[TriLUG] Who runs Red Hat and KDE

Jeremy Portzer jeremyp at pobox.com
Sun May 25 23:08:16 EDT 2003


On Sun, 2003-05-25 at 21:53, karl thiele wrote:
> Brent Fox wrote:
> 
> >
> >Umm...actually, the upgrades for Red Hat Linux are free to anyone with
> >an Internet connection.  Always have been.  And as Jeremy said, new
> >packages are available via Rawhide but they have not been tested to the
> >same degree as the packages in official releases.  
> >
> I know they are free.  I can go to the rawhide download directories but 
> I see no other info at the RH site.

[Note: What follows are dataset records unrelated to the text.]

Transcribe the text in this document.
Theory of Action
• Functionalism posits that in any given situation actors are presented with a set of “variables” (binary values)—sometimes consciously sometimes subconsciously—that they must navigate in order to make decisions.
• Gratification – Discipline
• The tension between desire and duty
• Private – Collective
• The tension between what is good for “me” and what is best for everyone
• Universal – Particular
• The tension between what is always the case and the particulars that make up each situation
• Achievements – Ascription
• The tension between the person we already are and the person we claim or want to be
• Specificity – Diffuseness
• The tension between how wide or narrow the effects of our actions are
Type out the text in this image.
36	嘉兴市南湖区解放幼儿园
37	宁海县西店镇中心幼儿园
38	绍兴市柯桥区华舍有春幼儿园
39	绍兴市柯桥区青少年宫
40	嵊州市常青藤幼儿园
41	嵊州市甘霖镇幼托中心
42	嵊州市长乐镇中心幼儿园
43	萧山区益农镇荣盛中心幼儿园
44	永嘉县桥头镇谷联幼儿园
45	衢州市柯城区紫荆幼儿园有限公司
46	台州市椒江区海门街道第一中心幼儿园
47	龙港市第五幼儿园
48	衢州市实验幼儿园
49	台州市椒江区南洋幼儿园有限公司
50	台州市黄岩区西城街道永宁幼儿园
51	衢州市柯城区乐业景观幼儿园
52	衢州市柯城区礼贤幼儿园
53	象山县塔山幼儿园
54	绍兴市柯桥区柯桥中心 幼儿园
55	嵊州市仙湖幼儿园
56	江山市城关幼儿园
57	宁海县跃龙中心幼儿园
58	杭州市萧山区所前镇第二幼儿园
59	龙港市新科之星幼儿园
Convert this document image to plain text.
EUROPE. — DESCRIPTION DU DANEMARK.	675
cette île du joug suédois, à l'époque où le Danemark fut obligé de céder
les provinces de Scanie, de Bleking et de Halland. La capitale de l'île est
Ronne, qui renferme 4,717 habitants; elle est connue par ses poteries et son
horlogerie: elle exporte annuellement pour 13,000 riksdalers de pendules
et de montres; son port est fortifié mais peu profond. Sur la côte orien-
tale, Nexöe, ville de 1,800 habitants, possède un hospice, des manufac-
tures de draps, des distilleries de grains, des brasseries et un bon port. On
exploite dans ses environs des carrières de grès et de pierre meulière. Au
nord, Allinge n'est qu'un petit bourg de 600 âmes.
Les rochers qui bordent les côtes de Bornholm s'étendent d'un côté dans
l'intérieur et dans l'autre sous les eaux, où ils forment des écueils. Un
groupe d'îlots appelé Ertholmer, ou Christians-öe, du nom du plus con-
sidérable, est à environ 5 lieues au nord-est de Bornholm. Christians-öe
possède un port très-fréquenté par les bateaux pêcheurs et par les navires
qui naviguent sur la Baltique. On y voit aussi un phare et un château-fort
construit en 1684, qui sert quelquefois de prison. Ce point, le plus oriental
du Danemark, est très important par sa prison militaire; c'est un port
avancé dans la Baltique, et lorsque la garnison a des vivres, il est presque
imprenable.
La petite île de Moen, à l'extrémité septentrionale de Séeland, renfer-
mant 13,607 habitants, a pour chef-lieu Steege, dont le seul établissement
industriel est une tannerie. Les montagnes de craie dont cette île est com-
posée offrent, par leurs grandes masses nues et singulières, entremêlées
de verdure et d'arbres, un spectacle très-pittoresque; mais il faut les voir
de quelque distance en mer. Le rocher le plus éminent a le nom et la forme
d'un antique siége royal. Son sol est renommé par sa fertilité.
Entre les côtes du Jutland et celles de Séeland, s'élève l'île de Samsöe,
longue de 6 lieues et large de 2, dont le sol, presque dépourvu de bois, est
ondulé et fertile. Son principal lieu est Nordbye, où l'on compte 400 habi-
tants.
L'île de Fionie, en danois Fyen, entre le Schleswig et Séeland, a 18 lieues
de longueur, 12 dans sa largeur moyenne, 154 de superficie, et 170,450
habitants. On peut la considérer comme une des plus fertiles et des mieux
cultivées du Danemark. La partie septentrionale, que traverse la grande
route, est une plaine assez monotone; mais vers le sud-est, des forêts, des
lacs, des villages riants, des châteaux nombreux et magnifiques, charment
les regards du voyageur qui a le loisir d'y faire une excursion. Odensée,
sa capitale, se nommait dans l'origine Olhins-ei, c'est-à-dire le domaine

Does not seem like there is much 
> activity with it. But I have been on the bleeding edge before, i would 
> just assume pass on that.
> 

Not sure why you think there's not "much activity" with rawhide.  It
contains snapshots of the packages that Red Hat is working on and is
updated frequently, sometimes daily.  Rawhide evolves into the beta
versions of Red Hat Linux which then evolves into a release.  If you're
interested in learning more/being part of that process, join the mailing
list for the public beta when the next one comes out (probably in the
next couple of months, based on past release cycles, but these things
are never announced).

There's no marketing for rawhide, only an FTP site.  If you're looking
for marketing materials about it, you're asking the wrong question.  But
you can still "run" rawhide by updating your system against it -- but
when it breaks you get to keep all the pieces!

Also -- if you are not a person to be on the "bleeding edge," then why
are you so concerned about keeping up to date with the latest and
greatest KDE packages?  As others have said, most Red Hat users, like
me, don't want or need the latest greatest packages.  We'd prefer to
have something that's modern and recent, but reasonably stable.  You
can't have it both ways -- brand-new software is always buggy!

--Jeremy

P.S.  Welcome to the list, and I hope to meet you at the next meeting! 
June 12th we'll be showing the REVOLUTION OS documentary.